Constable and Landscape Art TheorySome times it is nice to get back to classic (?) landscape interests. Mostly moved by the lectures I'm pushing forward, in the last six months I've started a study, rather large in views as my usual (not to say excessive), on Constable. The main volume along which I'm articulating the study is the nice and deep "John Constable and the Theory of Landscape Painting" by Ray Lambert. Here is a short pdf excerpt. Among the many virtues the book has is that of not trying to do a psychotwisted interpretation of the man. At last a book on a painter that tries to analyze the ideas, the culture of his time (I'm tempted to use the Zeitgeist) and the cultural background. I've greatly appreciated the "philosophy of science" perspective connecting him with Natural Philosophy. I've supported the lecture with several other online readings.

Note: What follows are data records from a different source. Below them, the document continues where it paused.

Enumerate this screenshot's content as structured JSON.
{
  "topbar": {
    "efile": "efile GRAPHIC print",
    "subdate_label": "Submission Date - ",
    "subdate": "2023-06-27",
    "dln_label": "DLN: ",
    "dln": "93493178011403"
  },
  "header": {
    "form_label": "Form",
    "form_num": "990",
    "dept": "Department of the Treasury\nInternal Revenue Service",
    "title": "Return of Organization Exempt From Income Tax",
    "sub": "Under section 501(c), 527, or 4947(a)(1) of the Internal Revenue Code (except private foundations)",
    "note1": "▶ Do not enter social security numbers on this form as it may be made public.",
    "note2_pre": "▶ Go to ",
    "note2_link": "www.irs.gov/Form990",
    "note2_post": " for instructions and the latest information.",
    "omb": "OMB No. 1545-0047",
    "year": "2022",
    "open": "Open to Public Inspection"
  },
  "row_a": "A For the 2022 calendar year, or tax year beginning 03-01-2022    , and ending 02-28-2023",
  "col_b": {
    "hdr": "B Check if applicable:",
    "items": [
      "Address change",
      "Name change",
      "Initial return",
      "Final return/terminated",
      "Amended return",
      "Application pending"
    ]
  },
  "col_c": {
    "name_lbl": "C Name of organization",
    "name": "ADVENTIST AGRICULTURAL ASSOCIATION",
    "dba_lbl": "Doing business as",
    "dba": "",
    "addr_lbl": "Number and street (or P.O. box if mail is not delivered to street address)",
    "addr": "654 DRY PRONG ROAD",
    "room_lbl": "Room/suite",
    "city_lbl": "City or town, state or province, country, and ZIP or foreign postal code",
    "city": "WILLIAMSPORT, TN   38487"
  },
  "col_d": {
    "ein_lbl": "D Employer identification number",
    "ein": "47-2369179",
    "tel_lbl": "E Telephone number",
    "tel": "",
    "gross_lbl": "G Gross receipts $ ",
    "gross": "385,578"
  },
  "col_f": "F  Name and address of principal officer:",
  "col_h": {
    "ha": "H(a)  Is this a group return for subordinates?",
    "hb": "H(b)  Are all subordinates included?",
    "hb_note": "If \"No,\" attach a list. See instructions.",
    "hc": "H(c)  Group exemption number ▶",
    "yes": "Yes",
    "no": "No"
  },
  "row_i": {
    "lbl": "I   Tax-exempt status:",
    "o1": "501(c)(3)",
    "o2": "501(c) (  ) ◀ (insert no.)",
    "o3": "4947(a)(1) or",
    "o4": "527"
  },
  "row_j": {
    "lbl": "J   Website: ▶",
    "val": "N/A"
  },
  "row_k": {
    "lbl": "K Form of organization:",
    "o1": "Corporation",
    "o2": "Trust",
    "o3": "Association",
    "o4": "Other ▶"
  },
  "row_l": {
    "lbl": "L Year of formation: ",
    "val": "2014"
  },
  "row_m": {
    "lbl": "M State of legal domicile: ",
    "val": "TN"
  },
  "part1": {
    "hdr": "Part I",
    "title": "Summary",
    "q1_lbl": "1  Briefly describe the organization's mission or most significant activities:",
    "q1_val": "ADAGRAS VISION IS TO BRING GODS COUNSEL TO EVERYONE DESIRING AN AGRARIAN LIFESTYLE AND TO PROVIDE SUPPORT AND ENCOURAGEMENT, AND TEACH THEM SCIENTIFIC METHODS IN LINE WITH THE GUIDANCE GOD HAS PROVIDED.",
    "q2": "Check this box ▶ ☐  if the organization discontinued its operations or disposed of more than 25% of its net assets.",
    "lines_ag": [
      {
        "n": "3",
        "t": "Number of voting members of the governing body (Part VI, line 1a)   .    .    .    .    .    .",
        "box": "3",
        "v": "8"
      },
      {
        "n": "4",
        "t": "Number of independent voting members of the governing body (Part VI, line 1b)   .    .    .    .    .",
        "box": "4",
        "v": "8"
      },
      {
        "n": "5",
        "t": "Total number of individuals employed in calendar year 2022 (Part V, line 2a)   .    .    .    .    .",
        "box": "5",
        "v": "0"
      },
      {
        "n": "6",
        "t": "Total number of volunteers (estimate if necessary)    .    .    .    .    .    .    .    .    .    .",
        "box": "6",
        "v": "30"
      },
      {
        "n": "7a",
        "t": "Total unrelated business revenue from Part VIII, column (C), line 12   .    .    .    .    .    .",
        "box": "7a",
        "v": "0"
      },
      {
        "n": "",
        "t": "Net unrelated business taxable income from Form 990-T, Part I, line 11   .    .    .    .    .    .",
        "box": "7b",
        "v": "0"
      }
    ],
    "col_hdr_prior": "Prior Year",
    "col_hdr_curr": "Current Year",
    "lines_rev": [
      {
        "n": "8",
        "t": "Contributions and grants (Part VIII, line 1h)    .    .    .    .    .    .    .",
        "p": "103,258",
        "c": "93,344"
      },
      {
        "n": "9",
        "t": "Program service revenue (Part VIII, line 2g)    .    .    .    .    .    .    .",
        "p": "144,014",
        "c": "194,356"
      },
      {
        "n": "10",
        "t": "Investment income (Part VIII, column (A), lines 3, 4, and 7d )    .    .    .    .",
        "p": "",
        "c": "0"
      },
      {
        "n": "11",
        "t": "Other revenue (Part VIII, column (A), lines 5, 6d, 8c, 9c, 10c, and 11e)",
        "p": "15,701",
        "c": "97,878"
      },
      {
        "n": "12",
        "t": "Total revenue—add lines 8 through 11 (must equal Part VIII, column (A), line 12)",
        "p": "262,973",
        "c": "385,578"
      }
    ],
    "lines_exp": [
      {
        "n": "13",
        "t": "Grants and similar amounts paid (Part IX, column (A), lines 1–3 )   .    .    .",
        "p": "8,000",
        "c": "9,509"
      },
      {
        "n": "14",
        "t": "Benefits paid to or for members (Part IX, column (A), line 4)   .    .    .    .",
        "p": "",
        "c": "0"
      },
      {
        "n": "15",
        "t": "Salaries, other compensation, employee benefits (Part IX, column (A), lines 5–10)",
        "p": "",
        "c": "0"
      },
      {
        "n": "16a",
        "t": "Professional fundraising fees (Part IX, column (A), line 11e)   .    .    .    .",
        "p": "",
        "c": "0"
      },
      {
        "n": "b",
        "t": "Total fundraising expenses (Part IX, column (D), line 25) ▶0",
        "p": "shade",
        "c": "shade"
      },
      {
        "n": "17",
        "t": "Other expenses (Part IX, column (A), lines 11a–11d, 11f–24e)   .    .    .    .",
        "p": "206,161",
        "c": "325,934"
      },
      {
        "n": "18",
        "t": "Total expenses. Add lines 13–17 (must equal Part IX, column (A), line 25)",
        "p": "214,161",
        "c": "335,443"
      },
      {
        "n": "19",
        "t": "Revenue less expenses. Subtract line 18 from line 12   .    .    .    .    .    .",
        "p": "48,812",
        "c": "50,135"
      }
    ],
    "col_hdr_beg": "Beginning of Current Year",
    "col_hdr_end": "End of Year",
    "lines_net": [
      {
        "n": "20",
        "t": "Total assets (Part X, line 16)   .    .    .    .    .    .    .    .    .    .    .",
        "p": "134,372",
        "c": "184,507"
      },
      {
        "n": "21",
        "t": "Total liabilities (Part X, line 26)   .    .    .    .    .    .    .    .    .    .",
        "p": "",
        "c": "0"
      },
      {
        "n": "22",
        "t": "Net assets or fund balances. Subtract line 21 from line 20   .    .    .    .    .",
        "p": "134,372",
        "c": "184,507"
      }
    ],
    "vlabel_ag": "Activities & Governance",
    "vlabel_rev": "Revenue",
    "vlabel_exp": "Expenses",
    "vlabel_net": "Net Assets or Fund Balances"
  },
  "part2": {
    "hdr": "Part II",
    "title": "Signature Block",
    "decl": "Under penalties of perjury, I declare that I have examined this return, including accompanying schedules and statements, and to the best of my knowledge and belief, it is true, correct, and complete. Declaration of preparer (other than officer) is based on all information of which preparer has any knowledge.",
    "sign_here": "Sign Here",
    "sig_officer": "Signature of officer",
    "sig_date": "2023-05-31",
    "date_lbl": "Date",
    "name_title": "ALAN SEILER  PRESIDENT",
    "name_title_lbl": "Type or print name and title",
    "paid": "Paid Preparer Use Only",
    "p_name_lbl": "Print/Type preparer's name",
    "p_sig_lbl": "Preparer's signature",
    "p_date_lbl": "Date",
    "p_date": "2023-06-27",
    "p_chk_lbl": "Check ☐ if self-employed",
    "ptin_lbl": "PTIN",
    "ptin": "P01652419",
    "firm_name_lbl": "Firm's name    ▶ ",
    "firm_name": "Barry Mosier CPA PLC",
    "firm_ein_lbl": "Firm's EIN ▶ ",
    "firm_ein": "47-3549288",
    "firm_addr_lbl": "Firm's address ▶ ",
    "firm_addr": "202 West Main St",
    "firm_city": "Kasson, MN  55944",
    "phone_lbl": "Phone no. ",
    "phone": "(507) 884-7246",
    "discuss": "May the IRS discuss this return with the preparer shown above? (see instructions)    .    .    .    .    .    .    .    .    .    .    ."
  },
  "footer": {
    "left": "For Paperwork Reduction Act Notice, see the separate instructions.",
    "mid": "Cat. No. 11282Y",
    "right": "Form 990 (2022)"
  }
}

For the biography I've found a couple of publications in the internet archive from the Leslie's Family. I've already written about the Discourses of Sir Joshua Reynolds omnipresent in painting at that time.
There are several good reasons to study Constable's time frame. To start the area from which he comes was interested by the earliest modifications introduced with the very first steps of the industrial revolution. From the various biographies it is interesting to note that his native area was, at his time, a proto post industrial one, even if in ways and with aspects that may sound romantic in modern times. He was interested in depicting views of his actual world. A world he observed with great care and some obsession. As much as Darwin he was mostly an observer, and a dedicated one. He liked to observe. In his case painting comes after as consequence of observing (a proof he says). This I think is a great lesson for every Landscapist.
On the image making side a good point is made by the relation with the user, with great emphasis on the transmission of the viewing experience. Particularly I've found great interest in the strategic use of blurred areas in the mid plane of the painting so to force the viewer to get around each part of the image.